Tuesday, January 12, 2016

I Keep Meaning To....

Well it's official, I suck at setting aside the time to get back into blogging again. Life just seems to get in the way. Call it lazy, call it other priorities, I'm not sure what to call it but I think it's because part of me didn't know where to start and jump back in, like in the back of my mind I somehow had to write about all the different things that have been going on in our life since the last time I wrote on my blog consistently 2.5 years ago. I've missed it. I miss having all the great records of the fun things we've done or places we've gone or just what life has had up it's sleeve. 

I know it's January and it's cliche but I'd love to say that my goal (I won't call it a resolution) is to focus on me, and try to at least attempt to start writing again and hopefully I will get back into the grove of it. Life has been busy, although I'd love to say it's been filled with all these super exciting things, while it's all good stuff, it's been much of the same, long days in the office, a long commute back and forth and spending the short weekends at the gym and catching up on errands. It seems that we spend so much of our days at work and there's such little time for ourselves, there just aren't enough hours in the day.

Sometimes I think I don't want to write because I want something to focus on rather than a hodge-podge or something more professional than just random musings or updates but I know that's not my goal. I love having writing as my creative outlet. I've loved to write since I was a little girl, it's amazing to think about the things that stick with you most throughout life. I can remember writing letters to pen pals, having all these journals and diaries growing up or even writing my own stories.

I know my goal when  I started my blog the first time was to focus on my experience of getting married and planning a wedding. I do certainly hope that maybe the focus of this blog will be the experience of being pregnant and starting a family. I would love to document that experience along the way. For now though I'll have to settle for having a creative outlet of my own to hold myself accountable of keeping better track of our lives, after all they go by so quickly.

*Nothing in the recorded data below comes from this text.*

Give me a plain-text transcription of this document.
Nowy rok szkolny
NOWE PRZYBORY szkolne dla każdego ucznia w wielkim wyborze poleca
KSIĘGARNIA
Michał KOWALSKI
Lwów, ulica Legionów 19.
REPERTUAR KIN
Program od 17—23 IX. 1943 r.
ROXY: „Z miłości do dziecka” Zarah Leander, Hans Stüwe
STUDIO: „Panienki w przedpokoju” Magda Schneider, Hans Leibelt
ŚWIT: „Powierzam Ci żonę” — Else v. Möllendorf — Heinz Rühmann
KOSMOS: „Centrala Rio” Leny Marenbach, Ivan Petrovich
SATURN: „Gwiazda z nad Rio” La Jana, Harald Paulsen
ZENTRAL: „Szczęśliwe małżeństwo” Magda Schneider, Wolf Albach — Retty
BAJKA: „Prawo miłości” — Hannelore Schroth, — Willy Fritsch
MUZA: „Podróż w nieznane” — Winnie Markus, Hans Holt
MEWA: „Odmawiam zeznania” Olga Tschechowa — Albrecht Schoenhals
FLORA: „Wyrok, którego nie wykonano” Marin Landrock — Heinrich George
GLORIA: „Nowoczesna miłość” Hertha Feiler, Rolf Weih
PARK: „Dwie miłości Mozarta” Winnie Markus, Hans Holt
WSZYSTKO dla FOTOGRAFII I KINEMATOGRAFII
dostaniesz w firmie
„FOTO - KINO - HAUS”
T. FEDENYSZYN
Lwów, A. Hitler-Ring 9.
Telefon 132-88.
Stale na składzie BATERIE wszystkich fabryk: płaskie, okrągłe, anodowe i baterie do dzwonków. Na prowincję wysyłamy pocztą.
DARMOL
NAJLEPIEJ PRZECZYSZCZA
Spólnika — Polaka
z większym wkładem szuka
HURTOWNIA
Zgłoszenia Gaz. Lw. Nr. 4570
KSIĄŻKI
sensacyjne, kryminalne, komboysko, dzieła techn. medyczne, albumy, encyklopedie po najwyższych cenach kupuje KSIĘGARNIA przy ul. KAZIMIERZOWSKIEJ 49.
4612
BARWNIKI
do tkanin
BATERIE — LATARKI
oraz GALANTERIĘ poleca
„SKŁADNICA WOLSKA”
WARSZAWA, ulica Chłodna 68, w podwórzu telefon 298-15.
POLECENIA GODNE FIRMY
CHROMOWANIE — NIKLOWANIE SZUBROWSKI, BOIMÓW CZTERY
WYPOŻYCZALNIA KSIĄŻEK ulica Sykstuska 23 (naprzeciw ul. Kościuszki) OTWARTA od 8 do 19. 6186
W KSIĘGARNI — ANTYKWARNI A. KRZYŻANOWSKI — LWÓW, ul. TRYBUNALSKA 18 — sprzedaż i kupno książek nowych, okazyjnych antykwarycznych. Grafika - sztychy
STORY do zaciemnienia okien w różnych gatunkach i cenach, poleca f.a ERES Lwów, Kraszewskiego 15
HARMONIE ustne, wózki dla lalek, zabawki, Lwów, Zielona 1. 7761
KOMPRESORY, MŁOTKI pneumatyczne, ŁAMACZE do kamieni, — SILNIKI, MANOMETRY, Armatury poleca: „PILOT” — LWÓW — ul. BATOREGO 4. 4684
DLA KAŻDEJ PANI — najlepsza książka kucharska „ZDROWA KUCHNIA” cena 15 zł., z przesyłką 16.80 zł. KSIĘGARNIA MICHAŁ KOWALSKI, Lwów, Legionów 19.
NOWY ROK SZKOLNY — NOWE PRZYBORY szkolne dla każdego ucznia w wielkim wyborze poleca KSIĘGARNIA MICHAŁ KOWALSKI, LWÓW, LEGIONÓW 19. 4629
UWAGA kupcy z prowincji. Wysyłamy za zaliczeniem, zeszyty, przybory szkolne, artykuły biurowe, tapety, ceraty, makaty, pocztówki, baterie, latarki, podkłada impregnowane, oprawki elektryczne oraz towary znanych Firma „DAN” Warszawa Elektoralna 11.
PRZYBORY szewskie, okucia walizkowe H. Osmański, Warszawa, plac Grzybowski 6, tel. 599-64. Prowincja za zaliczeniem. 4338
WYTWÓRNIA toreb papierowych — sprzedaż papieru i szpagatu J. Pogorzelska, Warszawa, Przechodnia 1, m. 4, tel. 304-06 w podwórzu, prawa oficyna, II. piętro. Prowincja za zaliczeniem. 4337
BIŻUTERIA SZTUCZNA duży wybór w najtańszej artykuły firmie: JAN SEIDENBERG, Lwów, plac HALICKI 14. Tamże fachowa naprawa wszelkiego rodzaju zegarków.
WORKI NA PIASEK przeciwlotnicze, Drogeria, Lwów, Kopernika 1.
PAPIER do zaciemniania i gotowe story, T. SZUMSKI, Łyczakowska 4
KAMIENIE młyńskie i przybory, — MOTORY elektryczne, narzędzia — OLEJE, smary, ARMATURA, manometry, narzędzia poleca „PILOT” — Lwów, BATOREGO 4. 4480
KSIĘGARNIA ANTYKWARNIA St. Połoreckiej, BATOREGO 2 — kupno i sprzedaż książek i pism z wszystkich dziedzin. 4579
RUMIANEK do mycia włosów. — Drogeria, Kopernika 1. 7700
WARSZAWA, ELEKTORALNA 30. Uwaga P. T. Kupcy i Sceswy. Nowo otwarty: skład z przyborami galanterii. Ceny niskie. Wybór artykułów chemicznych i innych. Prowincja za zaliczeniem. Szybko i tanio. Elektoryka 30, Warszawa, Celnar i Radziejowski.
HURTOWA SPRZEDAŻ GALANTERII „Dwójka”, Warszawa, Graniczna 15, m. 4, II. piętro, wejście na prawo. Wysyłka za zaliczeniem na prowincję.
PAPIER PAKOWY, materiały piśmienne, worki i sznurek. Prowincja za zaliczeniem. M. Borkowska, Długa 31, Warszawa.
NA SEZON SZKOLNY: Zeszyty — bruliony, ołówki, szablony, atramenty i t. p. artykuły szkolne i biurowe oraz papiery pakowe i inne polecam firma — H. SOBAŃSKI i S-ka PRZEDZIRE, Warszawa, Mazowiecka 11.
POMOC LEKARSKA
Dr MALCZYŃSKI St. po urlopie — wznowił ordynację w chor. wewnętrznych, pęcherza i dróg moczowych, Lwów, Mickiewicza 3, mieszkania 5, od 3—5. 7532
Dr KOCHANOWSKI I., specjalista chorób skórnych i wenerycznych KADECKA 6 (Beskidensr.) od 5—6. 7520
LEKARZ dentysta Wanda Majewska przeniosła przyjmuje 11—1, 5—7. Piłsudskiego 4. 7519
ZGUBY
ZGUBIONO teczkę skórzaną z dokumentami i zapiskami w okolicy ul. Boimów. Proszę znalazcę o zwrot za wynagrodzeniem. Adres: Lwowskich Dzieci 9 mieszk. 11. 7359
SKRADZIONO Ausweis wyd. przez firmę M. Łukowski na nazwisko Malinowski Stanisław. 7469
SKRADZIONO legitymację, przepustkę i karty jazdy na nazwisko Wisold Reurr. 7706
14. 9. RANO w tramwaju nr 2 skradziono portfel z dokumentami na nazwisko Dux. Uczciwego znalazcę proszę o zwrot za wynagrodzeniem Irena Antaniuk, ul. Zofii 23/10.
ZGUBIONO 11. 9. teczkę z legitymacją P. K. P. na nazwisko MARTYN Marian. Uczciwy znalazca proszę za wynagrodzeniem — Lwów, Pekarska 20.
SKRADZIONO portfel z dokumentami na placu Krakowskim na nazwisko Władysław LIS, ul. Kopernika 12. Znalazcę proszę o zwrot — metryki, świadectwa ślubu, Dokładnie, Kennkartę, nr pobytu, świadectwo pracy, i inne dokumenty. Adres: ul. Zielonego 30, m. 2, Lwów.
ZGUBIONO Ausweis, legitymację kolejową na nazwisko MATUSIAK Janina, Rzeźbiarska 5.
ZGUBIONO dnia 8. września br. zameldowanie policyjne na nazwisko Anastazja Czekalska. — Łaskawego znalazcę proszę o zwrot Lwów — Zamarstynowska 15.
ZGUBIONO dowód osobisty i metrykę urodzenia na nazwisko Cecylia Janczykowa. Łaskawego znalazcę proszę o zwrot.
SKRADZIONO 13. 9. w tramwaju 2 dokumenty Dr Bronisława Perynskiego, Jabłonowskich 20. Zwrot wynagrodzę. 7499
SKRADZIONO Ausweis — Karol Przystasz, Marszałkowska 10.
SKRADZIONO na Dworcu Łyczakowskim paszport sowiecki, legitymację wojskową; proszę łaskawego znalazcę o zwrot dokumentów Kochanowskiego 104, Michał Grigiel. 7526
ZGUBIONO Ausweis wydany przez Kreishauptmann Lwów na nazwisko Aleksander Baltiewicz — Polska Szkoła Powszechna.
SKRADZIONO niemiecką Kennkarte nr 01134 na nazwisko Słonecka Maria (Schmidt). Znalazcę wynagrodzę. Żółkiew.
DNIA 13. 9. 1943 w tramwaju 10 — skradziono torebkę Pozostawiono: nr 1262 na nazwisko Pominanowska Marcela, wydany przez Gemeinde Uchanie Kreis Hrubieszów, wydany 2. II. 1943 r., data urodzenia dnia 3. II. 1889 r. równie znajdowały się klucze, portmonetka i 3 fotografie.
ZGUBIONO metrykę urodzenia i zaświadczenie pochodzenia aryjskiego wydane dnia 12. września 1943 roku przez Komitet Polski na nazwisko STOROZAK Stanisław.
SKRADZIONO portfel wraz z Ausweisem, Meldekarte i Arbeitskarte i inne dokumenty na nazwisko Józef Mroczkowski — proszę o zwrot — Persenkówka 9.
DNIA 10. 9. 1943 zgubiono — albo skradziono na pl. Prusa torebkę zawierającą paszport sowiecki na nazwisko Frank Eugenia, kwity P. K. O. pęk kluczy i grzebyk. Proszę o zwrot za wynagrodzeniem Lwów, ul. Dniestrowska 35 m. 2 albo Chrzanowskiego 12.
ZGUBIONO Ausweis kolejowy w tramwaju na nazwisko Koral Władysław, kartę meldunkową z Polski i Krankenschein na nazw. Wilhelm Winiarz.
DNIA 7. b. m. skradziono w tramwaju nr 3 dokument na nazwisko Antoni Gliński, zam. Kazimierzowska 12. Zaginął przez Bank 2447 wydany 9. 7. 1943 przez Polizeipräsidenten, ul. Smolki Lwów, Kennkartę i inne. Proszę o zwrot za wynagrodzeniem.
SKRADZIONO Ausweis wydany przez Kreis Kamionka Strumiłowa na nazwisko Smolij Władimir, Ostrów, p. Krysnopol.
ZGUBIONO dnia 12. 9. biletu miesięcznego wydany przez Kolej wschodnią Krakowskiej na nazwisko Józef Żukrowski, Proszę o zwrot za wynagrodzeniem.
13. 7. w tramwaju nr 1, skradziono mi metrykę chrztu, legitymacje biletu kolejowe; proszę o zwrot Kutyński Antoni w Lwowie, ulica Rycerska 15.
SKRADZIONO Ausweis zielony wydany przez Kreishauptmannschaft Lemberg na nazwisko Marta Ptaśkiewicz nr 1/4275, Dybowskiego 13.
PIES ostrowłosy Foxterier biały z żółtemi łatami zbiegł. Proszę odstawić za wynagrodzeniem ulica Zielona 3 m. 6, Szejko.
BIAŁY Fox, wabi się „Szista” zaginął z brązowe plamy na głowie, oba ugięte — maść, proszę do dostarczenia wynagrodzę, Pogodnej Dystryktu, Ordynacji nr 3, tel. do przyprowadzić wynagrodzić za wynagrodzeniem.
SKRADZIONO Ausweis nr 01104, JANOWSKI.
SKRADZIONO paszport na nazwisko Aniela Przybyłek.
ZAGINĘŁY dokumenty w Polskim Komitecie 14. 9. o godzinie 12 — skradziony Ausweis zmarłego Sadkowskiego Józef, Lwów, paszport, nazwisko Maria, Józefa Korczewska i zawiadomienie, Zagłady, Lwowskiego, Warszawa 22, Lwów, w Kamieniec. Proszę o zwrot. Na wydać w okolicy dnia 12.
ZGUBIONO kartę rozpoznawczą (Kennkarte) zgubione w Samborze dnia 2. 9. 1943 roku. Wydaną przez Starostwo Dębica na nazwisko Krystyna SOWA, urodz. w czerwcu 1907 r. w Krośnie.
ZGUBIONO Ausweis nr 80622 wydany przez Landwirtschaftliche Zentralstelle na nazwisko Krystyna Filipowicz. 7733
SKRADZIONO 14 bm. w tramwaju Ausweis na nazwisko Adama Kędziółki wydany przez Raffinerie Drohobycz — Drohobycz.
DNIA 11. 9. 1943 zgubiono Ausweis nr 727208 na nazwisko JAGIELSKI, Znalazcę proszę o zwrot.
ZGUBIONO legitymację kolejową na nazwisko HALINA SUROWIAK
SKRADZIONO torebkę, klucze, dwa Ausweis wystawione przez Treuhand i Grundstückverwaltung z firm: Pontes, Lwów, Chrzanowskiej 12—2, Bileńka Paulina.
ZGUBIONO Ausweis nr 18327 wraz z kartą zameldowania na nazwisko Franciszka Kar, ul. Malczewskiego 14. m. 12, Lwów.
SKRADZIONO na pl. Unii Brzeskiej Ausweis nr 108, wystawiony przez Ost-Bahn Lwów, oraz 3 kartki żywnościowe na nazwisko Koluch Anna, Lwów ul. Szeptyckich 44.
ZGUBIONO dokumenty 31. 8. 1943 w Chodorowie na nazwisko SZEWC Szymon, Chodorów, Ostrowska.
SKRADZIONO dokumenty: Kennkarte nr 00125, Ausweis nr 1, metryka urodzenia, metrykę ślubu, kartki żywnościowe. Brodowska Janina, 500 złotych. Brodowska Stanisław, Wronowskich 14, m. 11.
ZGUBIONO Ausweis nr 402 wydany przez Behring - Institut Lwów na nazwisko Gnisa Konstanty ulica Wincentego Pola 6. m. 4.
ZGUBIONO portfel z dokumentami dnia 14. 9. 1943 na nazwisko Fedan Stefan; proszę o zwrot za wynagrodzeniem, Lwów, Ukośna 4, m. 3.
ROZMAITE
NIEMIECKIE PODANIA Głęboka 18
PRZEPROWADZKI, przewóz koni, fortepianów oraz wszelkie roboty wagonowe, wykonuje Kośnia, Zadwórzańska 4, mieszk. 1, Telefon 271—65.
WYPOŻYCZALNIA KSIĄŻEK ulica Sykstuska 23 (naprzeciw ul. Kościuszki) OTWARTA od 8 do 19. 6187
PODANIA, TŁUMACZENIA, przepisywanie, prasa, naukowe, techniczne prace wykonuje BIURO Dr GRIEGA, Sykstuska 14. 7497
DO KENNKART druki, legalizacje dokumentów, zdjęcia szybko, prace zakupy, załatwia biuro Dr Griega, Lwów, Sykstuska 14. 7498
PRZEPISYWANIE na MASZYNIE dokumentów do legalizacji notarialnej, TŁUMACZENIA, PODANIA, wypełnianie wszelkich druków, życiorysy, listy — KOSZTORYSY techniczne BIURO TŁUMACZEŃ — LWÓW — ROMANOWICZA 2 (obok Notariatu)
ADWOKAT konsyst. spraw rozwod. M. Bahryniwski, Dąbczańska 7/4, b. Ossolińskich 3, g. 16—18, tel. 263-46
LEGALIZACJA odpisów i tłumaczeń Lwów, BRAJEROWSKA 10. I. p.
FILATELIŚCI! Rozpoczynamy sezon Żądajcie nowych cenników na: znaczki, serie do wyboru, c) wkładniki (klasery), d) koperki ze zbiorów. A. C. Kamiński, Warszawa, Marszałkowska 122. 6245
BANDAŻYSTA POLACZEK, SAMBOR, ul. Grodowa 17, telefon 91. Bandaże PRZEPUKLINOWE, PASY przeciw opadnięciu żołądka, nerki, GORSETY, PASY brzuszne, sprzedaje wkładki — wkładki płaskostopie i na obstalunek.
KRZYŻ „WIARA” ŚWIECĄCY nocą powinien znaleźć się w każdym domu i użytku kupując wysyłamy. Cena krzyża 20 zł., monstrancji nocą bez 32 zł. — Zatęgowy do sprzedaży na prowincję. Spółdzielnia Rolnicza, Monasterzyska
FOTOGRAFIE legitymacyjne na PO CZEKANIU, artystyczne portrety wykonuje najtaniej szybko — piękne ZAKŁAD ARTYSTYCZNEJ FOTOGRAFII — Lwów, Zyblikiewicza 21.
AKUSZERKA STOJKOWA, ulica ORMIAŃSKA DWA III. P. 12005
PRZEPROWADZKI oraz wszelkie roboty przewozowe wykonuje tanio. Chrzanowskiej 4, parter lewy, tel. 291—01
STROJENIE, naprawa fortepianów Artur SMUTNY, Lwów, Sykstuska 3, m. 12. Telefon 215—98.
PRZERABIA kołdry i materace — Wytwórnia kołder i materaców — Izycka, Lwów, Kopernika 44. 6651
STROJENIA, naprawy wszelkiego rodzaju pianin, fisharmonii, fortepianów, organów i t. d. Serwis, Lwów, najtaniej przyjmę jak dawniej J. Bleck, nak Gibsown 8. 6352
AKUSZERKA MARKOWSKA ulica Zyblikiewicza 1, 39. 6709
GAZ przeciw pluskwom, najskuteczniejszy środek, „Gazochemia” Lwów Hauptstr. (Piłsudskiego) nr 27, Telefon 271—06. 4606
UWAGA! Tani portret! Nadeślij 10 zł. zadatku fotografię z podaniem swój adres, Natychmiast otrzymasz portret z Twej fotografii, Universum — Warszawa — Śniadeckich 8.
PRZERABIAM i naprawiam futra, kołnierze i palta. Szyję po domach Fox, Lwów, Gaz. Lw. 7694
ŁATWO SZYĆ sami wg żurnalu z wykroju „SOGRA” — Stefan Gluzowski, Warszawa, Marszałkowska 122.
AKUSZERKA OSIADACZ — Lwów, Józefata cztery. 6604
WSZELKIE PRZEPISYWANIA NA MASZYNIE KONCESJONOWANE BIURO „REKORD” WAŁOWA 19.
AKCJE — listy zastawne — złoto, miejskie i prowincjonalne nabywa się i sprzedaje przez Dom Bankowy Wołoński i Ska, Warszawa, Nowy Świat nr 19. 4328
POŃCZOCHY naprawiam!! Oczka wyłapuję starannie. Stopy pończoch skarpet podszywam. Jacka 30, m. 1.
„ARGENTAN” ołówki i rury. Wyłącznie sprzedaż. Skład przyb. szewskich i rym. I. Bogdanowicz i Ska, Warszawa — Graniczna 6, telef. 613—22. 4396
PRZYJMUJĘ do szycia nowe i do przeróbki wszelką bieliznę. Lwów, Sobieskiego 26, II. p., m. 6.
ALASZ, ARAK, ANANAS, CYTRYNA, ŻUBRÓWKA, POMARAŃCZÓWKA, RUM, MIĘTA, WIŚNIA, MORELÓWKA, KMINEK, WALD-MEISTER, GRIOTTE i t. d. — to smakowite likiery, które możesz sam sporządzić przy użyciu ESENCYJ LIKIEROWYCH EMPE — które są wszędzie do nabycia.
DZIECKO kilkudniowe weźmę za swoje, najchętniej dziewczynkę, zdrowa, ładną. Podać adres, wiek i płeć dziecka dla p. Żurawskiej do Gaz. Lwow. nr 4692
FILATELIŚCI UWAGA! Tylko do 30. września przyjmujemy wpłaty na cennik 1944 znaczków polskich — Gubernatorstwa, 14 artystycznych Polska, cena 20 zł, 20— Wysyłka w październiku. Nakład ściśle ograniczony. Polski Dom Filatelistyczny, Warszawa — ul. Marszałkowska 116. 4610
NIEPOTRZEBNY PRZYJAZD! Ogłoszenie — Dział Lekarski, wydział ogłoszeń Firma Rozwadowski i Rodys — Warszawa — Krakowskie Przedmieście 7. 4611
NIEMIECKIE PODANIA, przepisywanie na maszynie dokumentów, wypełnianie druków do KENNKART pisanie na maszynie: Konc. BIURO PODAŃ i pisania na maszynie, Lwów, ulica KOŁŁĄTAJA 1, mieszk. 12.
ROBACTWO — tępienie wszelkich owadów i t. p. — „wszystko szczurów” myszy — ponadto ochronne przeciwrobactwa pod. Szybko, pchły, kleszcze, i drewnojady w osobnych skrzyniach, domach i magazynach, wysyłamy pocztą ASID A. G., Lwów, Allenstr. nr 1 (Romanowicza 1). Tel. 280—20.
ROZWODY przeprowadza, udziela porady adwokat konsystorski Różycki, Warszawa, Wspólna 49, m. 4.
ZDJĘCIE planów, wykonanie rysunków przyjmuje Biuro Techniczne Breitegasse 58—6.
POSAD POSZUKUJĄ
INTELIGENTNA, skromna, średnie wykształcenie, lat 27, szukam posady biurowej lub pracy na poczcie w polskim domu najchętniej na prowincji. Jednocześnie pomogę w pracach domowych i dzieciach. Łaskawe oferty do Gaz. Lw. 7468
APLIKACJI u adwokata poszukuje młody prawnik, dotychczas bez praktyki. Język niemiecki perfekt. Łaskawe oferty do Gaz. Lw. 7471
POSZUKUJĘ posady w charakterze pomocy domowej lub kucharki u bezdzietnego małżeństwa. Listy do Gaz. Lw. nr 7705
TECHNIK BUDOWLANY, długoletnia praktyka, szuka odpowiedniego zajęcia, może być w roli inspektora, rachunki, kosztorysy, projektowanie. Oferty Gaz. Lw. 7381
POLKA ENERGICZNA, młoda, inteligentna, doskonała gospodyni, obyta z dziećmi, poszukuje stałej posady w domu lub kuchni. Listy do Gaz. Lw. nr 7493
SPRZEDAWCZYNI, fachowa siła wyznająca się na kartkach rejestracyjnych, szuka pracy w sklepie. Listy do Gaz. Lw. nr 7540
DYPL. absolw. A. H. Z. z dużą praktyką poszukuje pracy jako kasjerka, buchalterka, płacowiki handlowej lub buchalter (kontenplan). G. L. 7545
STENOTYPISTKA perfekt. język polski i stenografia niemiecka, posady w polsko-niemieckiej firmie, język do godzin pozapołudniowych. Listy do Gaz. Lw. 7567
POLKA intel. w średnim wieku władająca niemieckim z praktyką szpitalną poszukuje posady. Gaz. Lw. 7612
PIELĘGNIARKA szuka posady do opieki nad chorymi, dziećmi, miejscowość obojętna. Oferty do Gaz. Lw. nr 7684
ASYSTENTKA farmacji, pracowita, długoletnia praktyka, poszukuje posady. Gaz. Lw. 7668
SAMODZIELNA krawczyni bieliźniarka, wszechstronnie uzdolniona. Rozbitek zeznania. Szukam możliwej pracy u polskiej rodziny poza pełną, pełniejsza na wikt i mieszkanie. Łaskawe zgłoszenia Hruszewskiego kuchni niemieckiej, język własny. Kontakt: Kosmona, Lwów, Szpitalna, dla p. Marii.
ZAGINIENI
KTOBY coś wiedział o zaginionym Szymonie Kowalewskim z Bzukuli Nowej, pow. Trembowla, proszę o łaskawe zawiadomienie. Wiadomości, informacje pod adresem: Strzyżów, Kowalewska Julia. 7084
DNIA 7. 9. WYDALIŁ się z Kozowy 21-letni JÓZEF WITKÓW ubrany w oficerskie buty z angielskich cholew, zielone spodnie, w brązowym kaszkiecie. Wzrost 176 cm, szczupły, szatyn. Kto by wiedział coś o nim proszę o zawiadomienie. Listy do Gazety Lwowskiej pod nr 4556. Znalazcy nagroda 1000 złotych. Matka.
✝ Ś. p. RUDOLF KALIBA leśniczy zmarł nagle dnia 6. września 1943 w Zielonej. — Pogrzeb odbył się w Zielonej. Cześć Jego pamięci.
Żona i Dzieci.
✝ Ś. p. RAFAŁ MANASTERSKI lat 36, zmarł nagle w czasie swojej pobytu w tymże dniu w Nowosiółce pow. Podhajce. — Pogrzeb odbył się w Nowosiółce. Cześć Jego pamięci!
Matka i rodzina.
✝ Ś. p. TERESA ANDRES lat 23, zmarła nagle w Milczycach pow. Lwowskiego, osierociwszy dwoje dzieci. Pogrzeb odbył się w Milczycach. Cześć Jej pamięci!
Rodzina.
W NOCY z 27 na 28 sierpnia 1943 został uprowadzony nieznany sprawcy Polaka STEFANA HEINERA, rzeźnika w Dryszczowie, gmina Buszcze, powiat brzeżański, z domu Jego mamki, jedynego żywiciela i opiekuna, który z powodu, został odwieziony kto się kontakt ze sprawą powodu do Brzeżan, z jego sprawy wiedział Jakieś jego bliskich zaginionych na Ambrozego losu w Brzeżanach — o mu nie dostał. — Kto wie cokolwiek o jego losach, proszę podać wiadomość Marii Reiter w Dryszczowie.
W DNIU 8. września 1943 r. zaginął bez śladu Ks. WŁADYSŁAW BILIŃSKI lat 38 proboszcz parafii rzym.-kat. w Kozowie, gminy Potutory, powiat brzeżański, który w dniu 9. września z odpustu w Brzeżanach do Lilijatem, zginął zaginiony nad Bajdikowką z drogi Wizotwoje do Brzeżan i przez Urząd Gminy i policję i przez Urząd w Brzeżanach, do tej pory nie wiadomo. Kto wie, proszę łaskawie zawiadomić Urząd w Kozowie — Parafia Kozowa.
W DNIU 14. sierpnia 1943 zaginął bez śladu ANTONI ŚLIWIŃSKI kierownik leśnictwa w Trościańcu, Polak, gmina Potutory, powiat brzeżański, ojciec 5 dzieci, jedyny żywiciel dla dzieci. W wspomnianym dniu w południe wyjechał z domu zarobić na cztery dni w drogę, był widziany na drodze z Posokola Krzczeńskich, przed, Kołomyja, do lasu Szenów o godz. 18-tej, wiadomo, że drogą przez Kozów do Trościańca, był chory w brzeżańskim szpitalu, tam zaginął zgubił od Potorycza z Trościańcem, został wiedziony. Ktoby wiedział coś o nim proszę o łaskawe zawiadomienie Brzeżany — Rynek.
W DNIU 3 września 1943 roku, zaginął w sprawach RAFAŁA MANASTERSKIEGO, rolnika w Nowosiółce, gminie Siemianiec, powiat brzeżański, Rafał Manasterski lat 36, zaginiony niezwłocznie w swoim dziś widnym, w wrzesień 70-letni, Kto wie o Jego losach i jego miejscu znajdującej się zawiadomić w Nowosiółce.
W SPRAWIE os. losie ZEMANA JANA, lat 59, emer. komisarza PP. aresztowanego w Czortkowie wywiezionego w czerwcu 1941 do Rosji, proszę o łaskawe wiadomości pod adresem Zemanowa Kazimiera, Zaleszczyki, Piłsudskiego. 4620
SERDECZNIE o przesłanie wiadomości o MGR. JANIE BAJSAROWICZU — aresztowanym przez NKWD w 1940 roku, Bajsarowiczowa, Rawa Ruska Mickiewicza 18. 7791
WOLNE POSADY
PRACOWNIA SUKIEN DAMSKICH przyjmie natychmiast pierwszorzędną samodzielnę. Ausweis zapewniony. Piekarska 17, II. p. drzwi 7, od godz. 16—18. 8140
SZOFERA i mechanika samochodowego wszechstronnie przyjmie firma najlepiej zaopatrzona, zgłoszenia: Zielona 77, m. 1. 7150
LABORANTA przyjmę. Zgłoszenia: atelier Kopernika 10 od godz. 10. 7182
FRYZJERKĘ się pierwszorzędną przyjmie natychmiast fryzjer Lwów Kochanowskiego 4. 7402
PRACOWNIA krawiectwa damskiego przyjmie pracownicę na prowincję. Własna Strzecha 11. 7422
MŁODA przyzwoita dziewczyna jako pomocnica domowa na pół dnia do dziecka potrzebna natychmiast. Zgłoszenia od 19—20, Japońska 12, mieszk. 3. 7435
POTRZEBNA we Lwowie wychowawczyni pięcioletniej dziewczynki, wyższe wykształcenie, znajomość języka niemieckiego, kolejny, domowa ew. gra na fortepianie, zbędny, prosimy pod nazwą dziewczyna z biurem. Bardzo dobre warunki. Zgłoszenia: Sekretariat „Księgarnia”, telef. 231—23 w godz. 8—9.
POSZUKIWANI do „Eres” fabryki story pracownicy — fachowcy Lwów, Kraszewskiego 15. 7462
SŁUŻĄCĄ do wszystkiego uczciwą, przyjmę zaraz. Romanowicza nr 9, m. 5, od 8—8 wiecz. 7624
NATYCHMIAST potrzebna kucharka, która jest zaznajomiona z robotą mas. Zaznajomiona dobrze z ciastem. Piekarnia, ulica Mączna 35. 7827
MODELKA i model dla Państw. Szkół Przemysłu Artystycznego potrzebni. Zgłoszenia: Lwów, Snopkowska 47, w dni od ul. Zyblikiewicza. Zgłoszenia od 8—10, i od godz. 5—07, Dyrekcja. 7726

Before I end my random musings for the night, I was stuck by an article I came across recently on the 10 things successful people do at night before bed. One of them was to "write down accomplishments for the day." The article went on to state:
What have you accomplished during the day? Some people will say none because they don’t think they are productive on the day. When you feel grateful that you have proper lunch, proper dinner and able to get home safely and able to spend great moments with your family, you will feel deep joy within. On the other hand, if you don’t feel thankful for all that you have, you will feel stressed, pressured and insufficient. You will have the feeling of “not enough” even if you already have everything. 
Therefore, write down at least three to five things that you appreciated and have accomplished during the day every night when you plan for the next day. Write down big and small successes you have done. Even if it is just a phone call, five minutes reading, etc. Write them down and practice the habit of appreciation.
With that context in mind I'll end my post for the evening with the three things I'm grateful right now, 1, is for finally sitting down at the computer and writing this post; 2, is for my handsome little pup who's keeping me company right now as I write this; 3, I am glad that I accomplished cleaning up the dishes and straightening up the house at a reasonable hour tonight and enjoy the peacefulness of the winter and the first snowflakes of the season.